Through most of my life in the United States - public spaces were free of this problem. As a boy, I spent countless days in the libraries of the towns I grew up in. I don't remember seeing a single homeless person in any of them. I played in parks and wandered through public lands and rarely if ever came across homeless camps or illegal campers. As a young man, I lived in a VW van and I still utilized parks, libraries, and public facilities - I came across others who were doing the same - but in general we did all of this with stealth. We didn't want to be obvious because we didn't want to ruin a valuable resource for ourselves or for others. We protected and took care of the public space we occupied and above all we tried to blend in so that others would not feel threatened by us.

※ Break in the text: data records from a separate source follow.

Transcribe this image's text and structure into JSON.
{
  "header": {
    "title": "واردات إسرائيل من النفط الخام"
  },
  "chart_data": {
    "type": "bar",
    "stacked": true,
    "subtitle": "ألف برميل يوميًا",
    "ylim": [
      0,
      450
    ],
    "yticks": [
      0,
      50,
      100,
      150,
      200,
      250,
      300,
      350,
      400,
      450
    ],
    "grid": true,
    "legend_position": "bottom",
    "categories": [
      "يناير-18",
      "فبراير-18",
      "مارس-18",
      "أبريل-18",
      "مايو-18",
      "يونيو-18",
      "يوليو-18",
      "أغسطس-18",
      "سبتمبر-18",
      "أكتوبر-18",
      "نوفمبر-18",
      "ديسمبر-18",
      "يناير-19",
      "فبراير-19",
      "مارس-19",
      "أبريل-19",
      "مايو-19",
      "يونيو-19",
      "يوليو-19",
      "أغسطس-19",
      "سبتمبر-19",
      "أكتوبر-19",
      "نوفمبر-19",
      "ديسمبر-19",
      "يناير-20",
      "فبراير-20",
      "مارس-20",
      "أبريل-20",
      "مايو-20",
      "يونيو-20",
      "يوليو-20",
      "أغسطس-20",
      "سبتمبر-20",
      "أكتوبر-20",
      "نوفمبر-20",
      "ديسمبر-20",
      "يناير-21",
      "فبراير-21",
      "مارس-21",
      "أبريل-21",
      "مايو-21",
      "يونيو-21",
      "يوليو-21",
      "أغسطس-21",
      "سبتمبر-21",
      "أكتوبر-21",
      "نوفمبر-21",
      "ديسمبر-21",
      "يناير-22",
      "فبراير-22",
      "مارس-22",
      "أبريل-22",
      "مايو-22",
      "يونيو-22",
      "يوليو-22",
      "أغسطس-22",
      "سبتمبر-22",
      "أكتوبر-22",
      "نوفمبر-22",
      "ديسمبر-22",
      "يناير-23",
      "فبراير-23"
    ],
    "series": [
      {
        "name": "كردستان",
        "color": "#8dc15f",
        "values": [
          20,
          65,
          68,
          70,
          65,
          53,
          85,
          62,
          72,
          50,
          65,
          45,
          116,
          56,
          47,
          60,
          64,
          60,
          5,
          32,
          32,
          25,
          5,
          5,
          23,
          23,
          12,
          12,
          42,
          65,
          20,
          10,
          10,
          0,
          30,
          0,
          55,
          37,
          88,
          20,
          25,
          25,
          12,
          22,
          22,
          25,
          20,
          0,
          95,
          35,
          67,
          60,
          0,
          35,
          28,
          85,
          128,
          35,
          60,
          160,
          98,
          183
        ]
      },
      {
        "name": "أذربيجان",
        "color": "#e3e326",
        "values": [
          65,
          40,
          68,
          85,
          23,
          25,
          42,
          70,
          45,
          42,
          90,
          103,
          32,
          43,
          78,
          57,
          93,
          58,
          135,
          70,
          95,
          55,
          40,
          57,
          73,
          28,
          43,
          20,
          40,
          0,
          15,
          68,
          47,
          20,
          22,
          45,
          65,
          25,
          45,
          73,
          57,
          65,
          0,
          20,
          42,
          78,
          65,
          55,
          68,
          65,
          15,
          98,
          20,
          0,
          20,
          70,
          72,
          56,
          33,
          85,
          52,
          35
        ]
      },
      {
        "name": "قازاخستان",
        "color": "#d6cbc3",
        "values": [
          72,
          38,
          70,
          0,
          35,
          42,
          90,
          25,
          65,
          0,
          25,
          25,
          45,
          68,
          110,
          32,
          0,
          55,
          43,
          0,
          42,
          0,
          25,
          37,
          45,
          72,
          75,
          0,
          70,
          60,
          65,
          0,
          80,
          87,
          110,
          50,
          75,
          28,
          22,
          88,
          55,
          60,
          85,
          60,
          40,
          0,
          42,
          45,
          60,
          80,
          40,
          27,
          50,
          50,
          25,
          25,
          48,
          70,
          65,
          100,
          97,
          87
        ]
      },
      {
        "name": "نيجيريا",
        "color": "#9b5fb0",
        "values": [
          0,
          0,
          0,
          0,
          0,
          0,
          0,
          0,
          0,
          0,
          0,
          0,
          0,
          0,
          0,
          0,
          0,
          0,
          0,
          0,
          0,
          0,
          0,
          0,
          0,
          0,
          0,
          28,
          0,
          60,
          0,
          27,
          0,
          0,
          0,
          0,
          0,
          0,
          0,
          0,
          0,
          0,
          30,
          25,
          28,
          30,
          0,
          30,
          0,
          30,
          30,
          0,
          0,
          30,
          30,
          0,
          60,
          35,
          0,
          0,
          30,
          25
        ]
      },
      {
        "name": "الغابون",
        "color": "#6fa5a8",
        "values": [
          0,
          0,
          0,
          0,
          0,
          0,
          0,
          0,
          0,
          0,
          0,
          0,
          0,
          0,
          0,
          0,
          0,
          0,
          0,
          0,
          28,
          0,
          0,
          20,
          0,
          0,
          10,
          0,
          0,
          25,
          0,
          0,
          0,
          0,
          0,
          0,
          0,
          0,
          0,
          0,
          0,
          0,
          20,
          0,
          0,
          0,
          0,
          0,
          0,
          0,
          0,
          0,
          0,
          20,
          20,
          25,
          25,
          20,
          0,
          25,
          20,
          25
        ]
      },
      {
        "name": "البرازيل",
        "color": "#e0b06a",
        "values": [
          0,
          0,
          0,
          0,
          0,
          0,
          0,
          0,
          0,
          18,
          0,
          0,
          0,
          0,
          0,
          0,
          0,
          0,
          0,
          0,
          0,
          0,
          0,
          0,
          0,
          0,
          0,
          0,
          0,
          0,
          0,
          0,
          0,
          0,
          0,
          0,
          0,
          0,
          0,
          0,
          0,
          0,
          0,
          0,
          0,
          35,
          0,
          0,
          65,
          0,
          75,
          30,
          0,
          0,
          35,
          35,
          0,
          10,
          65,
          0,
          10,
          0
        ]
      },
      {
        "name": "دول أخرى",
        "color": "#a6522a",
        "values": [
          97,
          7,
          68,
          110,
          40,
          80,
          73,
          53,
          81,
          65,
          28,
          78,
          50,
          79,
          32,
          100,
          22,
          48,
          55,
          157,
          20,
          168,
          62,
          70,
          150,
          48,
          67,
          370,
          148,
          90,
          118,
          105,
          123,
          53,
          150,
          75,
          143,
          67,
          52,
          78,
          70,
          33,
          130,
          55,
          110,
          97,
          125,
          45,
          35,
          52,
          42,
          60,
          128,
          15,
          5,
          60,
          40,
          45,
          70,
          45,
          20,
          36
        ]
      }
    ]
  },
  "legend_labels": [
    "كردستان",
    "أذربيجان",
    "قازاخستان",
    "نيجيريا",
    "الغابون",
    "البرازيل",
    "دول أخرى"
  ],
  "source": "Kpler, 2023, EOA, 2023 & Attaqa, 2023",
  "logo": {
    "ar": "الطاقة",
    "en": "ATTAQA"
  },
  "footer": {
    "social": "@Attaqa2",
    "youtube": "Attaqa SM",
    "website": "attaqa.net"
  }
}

I'm not certain what changed - but the change has been drastic. Today, at 5am, I saw a woman waiting for a bus in a light rain- standing outside of the shelter because a man or woman and all of their belongings occupied the bus stop. At 6 am, I saw a man going through the garbage can in front of the super market blocking the entry as shoppers waited to get by him. At 7:30, I went into a public restroom to pee and found a man listening to the radio while he washed his clothes in the sink. As I drove dow the street at 2:30 when my work was done, I noted that there was no room on the sidewalks for pedestrians because the tarp and cardboard shacks which lined the street took up all the safe space. I saw a woman and her daughter forced to walk on a busy street to bypass three homeless men sitting in chairs on the sidewalk. I went to a park to drink a cup of coffee and found it occupied by at least twenty homeless men and women - I had thought to maybe have a walk but neither wanted to leave my car to be broken into (the shattered glass on the parking spot a testament to my fears) nor to walk through the beautiful scenery littered with their carts and piled belongings. Today was not unusual. It was normal. All of this is the new normal.

Granted, I live in Hawaii and we have the worst homeless problem per capita of anyplace in the USA - but I've seen the same in Utah, in Oregon, in California, in New York, in Chicago, in Seattle, Raleigh, Texas, Tuscon - and the list goes on and on. This is not simply a Hawaiian problem. This is an American problem. And I don't know what to do about it. I don't think there is anything I can do about it. My choices seem to be 1) accept the new normal and avoid public spaces because they are no longer safe 2) work to get the public (or a portion of the public) restricted from public spaces which opens the door to the end of public spaces - which I suspect is exactly what the elites have always wanted and are now waiting for.

When did the homeless become so brazen? What drove them to it? There are so many questions like this blazing through my brain that I can't keep them all straight. How can these people be helped? How can we reclaim our public spaces?

I know that these are symptoms of a deeply sick society which has gone incredibly wrong. I don't know the cure. This might just be terminal. We might all be fucked.